Being a Social Media Influencer Takes Time and Effort. Being a social influencer looks like a lot of fun--and can be a lot of fun--but it is a job. Staging photos and maintaining social media accounts is time-consuming. It is best to make sure that your child only accepts products and brands that genuinely fit their interests to make the necessary work seem less chore-like. Maybe your teen would love to be a self-care influencer. Take that route and skip the requests for video game reviews or cat collars!

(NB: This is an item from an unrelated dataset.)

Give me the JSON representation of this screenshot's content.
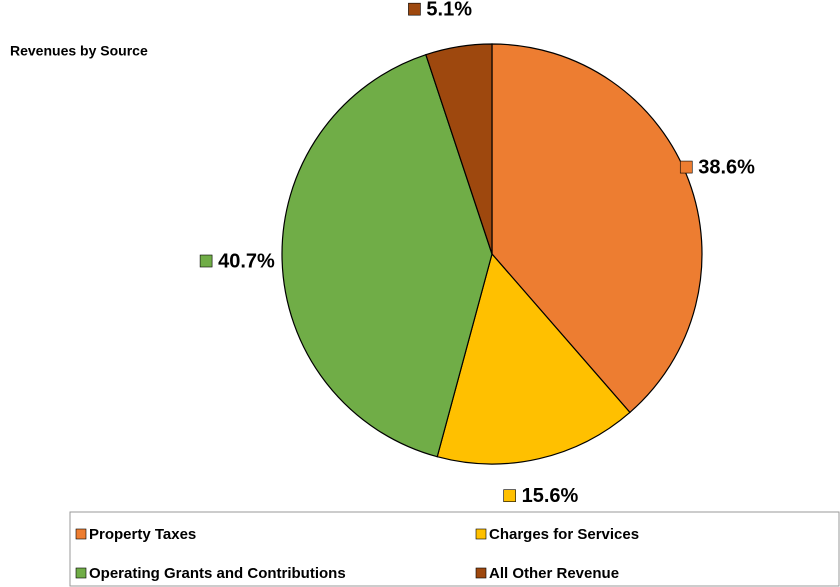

Social Media Influencers Make Money.  As parents, this could be a pro or a con when dealing with money-making children! Before the kids launch that toy reviewing YouTube channel or accept sponsored payments or products for sharing online--parents should take the time to understand the tax implications and the legalese associated with minors working. I would encourage parents to discuss payment processors and tax details with an accountant or legal advisor before the money and products start to roll in! Meeting with an advisor lets you get everything set up legally, ethically, and correctly from the get-go. Now--the plus side of this is that social media influencers make money doing what they do--and this is a cool way for kids who are not quite old enough for a traditional, part-time job to make a little spending money.

Should Kids Become Influencers or Affiliate Marketers?  Recent years have certainly brought a shift toward influencer marketing--but, many brands and companies still approach my daughters with affiliate type offers. I think this is a personal preference--but, I think my kids are more able to manage brand requirements (and brand relationship disclosures) for influencer marketing than they are to manage affiliate links, developing brand relationships and all of the extra promotional work needed to make affiliate marketing a success.

While becoming social media influencers offers families fun opportunities to earn money or products without the structure of a traditional job--it may not be the right path for every family. Weigh the pros and cons, consider your family’s personalities and goals--and expect to set some limits to preserve family privacy and traditional family time!